Seagate rates the Seagate 600 Pro 200GB at 1.05w at idle and 2.8w at load, which is about what we measured as well. Power consumption when working with 128K data was slightly higher, but only about 0.2w or so, so it’s not a huge difference.
Without any competing enterprise SSDs on our charts it’s difficult to say if the Seagate 600 Pro is more efficient in comparison to competing enterprise SSDs however, an average 2.8w power draw at load should be a whole lot more efficient than typical enterprise hard drives.
[section label=9. Conclusion]
Seagate 600 Pro 200GB Conclusions
While SLC NAND based SSDs are still a dominant force in enterprise SSD deployments, I think it’s become quite clear over the past few years that MLC has a place in the enterprise as well. There are millions of web servers, file servers, database servers out there that are mostly there to deliver content and with MLC becoming more and more capable of SLC-like performance in read operations, there’s really no reason for larger, cloud-centric companies to deploy more expensive SLC products with limited capacities and high pricing.
Performance on the Seagate 600 Pro 200GB is fairly similar to what we saw with the consumer oriented Seagate 600 480GB we reviewed not too long ago. The Seagate 600 Pro 200GB like its consumer oriented cousin is capable of very fast read performance, but suffers a bit when it comes to providing consistent steady state write performance. Luckily, Seagate offers the 600 Pro in both 7% and 28% over-provisioning, so those looking for a higher level of steady state write performance can opt for the models with 28% over-provisioning, while those primarily working with read-only applications can opt for the 7% over-provisoned models that offer capacity in exchange for lower steady state write performance.
In our testing, the Seagate 600 Pro 200GB draws about 1.05w on average at idle and around 2.8w-3w on average at load, which is decent for enterprise grade hardware. It’s definitely going to be lower power and lower heat output than your typical enterprise hard drive, yet will still perform much faster than even the fastest enterprise hard drive out there in most applications. While SSD deployments on a single digit scale probably won’t mean much in terms of power consumption, when we’re talking hundreds of SSDs deployed in a cloud cluster, the power saved through the use of SSDs (vs hard drives) and lowered cooling costs alone could be worth the initial investments into SSD technology. While power consumption figures aren’t too impressive compared to some of the consumer SSDs we’ve tested in the past, it’s an enterprise oriented drive, so it’d be a bit unfair to make a direct comparison there. Hopefully we’ll be seeing more enterprise SSDs down the line to make a better comparison there.

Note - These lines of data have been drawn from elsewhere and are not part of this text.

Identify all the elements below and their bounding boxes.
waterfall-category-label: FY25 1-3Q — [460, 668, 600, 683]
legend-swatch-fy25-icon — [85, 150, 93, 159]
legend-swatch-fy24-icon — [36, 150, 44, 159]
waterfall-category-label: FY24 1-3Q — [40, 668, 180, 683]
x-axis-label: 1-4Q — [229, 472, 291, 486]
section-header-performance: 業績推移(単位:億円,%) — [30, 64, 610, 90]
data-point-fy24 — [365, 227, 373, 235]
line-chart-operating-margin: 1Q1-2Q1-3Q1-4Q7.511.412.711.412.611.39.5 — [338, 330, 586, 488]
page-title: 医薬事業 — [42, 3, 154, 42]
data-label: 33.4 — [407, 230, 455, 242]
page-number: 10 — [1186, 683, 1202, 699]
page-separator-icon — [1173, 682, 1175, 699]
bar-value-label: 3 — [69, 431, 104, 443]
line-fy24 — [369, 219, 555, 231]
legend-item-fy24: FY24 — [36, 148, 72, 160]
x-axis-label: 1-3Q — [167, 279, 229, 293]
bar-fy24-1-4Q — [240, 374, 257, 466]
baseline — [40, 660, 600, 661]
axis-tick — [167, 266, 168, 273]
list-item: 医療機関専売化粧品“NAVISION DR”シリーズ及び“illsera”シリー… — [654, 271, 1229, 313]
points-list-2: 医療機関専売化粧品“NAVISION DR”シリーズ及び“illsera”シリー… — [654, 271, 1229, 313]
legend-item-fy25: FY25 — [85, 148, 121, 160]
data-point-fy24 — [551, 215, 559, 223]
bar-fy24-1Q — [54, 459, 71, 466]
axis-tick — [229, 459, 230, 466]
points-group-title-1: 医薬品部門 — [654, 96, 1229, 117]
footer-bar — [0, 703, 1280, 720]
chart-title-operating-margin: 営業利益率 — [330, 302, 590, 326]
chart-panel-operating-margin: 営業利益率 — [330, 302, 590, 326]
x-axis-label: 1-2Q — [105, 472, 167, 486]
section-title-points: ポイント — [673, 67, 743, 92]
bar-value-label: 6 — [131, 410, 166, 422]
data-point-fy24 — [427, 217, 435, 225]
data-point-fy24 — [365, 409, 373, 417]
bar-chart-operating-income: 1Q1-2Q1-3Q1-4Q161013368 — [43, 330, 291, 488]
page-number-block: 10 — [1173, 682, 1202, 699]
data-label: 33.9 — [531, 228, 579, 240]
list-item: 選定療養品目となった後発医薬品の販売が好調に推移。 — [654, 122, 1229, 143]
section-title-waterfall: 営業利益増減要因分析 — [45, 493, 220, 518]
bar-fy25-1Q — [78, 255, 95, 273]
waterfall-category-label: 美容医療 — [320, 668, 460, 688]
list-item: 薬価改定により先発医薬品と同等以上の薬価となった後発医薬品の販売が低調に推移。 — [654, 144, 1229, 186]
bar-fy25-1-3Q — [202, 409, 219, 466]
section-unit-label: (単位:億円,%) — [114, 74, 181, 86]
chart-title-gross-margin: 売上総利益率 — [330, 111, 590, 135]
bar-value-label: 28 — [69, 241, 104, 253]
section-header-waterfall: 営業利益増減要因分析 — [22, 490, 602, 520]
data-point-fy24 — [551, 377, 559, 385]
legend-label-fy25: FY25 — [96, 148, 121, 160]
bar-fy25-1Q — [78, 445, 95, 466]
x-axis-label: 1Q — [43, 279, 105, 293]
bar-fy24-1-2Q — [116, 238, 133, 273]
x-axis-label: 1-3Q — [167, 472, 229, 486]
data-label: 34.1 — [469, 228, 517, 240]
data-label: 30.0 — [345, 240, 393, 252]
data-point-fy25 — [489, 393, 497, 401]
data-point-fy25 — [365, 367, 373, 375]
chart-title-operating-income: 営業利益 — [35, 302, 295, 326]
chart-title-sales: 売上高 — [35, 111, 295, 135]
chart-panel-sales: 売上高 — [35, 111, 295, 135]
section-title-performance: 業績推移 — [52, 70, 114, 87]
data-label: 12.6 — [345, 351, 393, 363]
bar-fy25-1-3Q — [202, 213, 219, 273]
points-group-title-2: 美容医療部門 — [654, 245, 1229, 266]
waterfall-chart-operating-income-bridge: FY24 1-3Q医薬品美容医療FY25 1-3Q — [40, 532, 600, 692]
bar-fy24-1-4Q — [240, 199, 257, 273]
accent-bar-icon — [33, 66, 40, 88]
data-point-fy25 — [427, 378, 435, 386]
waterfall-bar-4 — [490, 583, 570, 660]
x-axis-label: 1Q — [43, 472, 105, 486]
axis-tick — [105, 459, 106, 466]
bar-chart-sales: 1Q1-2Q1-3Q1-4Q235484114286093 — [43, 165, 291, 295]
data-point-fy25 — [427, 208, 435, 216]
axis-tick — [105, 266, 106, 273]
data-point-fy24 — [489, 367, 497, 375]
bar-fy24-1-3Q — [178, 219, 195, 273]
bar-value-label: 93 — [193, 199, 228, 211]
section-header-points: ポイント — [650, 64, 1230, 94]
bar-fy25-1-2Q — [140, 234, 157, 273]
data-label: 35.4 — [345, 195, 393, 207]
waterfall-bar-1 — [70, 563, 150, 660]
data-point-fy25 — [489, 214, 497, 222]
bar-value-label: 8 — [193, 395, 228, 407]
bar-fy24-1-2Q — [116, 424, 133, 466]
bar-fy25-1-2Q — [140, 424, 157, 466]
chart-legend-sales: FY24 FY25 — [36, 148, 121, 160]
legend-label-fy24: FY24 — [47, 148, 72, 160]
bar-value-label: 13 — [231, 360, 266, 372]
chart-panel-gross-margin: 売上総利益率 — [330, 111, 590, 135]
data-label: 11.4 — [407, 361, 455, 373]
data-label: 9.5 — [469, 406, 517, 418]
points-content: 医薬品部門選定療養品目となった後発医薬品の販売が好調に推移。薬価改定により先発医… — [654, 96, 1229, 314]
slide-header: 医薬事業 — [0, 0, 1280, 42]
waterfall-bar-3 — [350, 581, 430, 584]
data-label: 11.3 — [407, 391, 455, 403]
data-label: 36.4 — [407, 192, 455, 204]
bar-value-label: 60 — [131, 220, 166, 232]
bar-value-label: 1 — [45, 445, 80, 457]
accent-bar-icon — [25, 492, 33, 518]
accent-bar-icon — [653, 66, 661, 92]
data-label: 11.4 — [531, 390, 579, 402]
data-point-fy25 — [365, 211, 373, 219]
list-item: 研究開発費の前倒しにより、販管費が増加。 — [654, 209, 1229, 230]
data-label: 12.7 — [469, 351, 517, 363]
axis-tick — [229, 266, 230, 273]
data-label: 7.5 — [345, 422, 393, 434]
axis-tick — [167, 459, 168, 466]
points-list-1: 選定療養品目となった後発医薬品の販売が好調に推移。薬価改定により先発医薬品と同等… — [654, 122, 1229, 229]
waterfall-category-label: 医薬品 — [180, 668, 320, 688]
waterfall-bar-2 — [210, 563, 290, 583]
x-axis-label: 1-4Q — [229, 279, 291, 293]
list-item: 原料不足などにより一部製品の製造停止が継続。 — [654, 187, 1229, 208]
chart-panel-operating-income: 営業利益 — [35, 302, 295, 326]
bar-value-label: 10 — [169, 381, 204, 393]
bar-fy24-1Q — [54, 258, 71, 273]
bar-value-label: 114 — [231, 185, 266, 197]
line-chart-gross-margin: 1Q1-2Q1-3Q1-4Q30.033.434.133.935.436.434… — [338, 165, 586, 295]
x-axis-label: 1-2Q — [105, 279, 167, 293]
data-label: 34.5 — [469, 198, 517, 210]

|Model||600 Pro||600 Pro||600 Pro||600 Pro||600 Pro||600 Pro|
|Capacity||100 GB||120 GB||200 GB||240 GB||400 GB||480 GB|
|Check Pricing||Click Here||Click Here||Click Here||Click Here||Click Here||Click Here|
From a pricing standpoint, it’s almost immediately clear just how much of a value you’re getting with the 600 Pro. The Seagate 600 Pro can generally be picked up anywhere between $1.19/GB to about $1.69/GB depending on capacity, which is quite good an enterprise SSD. Other options include stuff like Seagate’s own Pulsar.2 which runs at around $6.44/GB, Intel’s DC S3500 which runs at around $1.28/GB, Intel’s DC3700 which runs at around $2.44/GB, and Micron’s P400m which runs at around $2.49/GB. It seems like Intel’s DC S3500 is the only major competitor who’s able to offer similar rated specs for the price.
All in all, the Seagate 600 Pro is a great SSD for those looking to deploy some high performance MLC based SSDs in a read intensive environment. It’s got fantastic read performance, power loss protection features, and a Seagate backed 5 year enterprise usage based warranty all at a pricepoint unmatched by most other enterprise SSDs on the market.